Ely returned to his civilian
demonstration flight for Curtis, now a famous and acclaimed airman
for his naval feat. Then he crossed the
country to his old stomping grounds of San Francisco where the second
half of his original challenge was to be completed—landing on a
ship. On January 18, 1911 Ely took off
from Tanforan Racetrack in San Bruno, California and landed
successfully on the armored cruiser USS Pennsylvania. It was not only the first successful landing
on a ship anywhere, it introduced the tail-hook
landing arrest system designed and built by aviator and circus performer Hugh Robinson, which
became essential in aircraft carrier
operations to this day.
The pilot confidently told reporters
that the landing “…was easy enough. I
think the trick could be successfully turned nine times out of ten.”
Ely was now enthusiastic about a
possible career with the Navy. He
communicated with the Navy Department offering his services. Capt. Chambers had to give him the discouraging
news that he could not enlist him because the Navy did not yet have
a flying service. But Chambers gave him
every signal that he would be a top candidate as soon as such a service
was inaugurated. He also had advice for
Ely, whose demonstration flights for Curtis, including dangerous dives
and steep turns which strained the capacity of his fragile
aircraft, to cut it out for the sake of his life and the future of
aviation.
Of course, Ely, always a daredevil,
did not take the advice to heart.

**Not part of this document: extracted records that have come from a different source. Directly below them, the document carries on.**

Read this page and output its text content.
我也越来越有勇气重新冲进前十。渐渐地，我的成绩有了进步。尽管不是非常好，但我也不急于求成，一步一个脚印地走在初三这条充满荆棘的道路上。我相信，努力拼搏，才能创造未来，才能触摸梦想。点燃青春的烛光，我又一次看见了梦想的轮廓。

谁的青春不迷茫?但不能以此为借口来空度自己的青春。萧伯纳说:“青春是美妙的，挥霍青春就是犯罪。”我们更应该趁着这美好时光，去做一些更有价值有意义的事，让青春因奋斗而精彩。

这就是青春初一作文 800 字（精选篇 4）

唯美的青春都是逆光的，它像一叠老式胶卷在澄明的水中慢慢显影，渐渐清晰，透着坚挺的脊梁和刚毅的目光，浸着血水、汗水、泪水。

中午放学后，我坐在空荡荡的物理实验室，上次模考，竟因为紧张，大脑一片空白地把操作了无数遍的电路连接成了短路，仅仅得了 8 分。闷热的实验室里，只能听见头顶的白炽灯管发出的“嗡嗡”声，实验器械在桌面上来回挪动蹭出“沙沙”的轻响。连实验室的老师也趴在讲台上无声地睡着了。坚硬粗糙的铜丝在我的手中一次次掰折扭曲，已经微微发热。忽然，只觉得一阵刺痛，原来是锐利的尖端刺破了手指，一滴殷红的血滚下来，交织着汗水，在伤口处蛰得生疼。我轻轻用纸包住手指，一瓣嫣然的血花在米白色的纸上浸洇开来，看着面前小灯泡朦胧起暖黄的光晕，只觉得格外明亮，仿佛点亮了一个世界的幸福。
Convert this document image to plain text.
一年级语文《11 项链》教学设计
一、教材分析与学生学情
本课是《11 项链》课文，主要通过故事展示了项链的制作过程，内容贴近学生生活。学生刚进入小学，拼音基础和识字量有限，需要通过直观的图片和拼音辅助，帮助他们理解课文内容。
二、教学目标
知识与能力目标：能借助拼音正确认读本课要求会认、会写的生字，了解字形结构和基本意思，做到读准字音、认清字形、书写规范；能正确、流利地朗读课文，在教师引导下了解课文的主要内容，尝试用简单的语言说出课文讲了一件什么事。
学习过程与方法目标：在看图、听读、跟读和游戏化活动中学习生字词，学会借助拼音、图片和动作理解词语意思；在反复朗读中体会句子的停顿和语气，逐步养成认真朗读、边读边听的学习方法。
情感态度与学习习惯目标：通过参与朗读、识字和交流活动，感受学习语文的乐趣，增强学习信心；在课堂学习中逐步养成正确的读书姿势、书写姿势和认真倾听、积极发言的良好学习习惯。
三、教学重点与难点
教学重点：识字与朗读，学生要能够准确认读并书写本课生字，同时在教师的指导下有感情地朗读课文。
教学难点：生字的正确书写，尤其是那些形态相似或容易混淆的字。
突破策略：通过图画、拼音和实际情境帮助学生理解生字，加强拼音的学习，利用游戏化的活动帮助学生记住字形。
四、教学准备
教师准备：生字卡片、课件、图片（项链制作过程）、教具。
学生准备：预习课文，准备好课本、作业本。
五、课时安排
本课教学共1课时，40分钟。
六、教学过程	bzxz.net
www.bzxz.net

When
asked by his home state newspaper the Des Moines Register if he would retire
on his laurels, he said, “I guess I will be like the rest of them, keep
at it until I am killed.” It proved to
be prophetic.
At an exhibition at Macon, Georgia on October 11, 1911,
just days short of his 25th birthday, Ely failed to pull out of a
dive. His Curtis biplane crashed. Ely jumped clear just before impact
but broke his spine and died
on October 19. He was buried in
his hometown on his birthday.
In 1933 Congress posthumously awarded
the Distinguished Flying Cross to
Ely, “for extraordinary achievement as a pioneer civilian aviator and for his
significant contribution to the development of aviation in the United States
Navy.” An exhibit of retired naval aircraft at Naval Air Station Norfolk is named for
him, and a granite historical marker
in Newport News overlooks the waters where he made that first take off from a
ship. To commemorate the 100th anniversary of that flight, Commander Bob Coolbaugh flew a
personally built replica of Ely’s Curtiss from the runway at NAS Norfolk
on November 12, 2010.
Lieutenant
Theodore Ellyson became the Navy’s first pilot in
1911 when Curtis offered to train an officer for free. He and Curtis went on to collaborate in the
development of a float plane and he
became the first pilot to be launched from a ship-born catapult.
But it wasn’t until 1914 than a formal Naval Air Service was formed.
The Birmingham’s place in naval aviation history was not over
either. Subsequently converted to a Torpedo tender she became flagship of the Atlantic Fleet Torpedo Flotilla. In 1916 when conducting operations
in support of the landing of an expeditionary
force at Veracruz during the Mexican Revolution, she deployed two
Curtis float planes, launched by catapult to scout for mines. It was the first military mission by a US heavier-than-air aircraft.